Странный это был смех и грустный.
— А ведь я всегда это знал. Прощай, милая, ты была лучшим воспоминанием в моей жизни.
Я поспешила уйти, чтобы он не увидел моих слёз.
Риша смыла краску, но косички оставила. У неё были каштановые волосы. Непривычно, но красиво.

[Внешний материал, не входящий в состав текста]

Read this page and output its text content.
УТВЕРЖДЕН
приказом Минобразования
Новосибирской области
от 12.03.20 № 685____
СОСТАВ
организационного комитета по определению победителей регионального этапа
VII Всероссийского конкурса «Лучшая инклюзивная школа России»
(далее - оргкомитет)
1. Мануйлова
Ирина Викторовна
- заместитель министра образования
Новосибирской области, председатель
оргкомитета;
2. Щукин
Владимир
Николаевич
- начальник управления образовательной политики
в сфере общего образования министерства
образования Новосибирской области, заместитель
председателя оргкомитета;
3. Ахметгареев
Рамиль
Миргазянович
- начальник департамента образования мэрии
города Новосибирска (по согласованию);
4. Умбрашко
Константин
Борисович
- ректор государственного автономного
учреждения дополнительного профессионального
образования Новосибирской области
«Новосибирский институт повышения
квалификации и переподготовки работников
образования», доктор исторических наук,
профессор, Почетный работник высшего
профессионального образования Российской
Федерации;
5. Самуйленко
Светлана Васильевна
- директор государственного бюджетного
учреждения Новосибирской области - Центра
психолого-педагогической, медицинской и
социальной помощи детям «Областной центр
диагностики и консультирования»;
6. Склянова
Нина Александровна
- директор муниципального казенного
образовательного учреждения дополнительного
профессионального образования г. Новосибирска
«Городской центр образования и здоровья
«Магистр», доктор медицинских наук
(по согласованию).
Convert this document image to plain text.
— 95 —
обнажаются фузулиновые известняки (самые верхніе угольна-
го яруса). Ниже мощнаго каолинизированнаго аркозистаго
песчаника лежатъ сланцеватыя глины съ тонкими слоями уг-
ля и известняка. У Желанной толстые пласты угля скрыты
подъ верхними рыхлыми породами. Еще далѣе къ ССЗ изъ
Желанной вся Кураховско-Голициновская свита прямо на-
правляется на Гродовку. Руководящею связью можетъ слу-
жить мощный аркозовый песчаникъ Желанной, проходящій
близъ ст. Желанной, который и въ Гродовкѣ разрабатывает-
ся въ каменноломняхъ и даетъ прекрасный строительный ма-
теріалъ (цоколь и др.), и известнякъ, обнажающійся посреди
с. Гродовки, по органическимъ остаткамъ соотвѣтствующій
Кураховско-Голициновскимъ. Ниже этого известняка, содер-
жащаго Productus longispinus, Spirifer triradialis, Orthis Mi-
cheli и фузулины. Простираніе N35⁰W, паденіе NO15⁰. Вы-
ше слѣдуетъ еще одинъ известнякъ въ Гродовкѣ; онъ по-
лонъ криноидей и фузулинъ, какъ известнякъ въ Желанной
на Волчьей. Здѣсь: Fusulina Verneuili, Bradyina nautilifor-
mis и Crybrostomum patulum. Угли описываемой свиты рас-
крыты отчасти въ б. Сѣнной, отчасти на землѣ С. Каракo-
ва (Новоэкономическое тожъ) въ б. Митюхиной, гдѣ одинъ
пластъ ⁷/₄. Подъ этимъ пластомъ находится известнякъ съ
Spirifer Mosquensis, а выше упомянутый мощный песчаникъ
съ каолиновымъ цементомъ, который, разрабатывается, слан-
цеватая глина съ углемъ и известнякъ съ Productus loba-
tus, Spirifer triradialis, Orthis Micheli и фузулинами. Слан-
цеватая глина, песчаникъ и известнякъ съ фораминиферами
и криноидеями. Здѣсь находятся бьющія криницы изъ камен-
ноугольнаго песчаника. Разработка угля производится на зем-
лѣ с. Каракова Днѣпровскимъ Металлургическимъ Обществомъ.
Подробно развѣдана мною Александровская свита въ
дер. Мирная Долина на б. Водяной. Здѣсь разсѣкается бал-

— Писала огненные стихи? — спросила я.
— Больше не жгутся, — сказала она.
— Как это? — опешила я, — Ты на чем их пишешь?
— Нет, — помотала она головой, — Не в том смысле. Бывают такие поэты, в которых дар быстро распускается и также быстро увядает, как цветок. Не потому, что бесталанные. Просто… Пережили.
— Понимаю.
— А сейчас я учусь на почвоведа.
— И как?
— Весело.
— А я уезжаю.
Объяснять не пришлось. Она поняла. В отличии от Германа, удерживать не стала. Просто кивнули друг другу, улыбнулись и тоже разошлись. Холодок между нами пробежал после больницы. И в этом не было ни моей, ни её вины.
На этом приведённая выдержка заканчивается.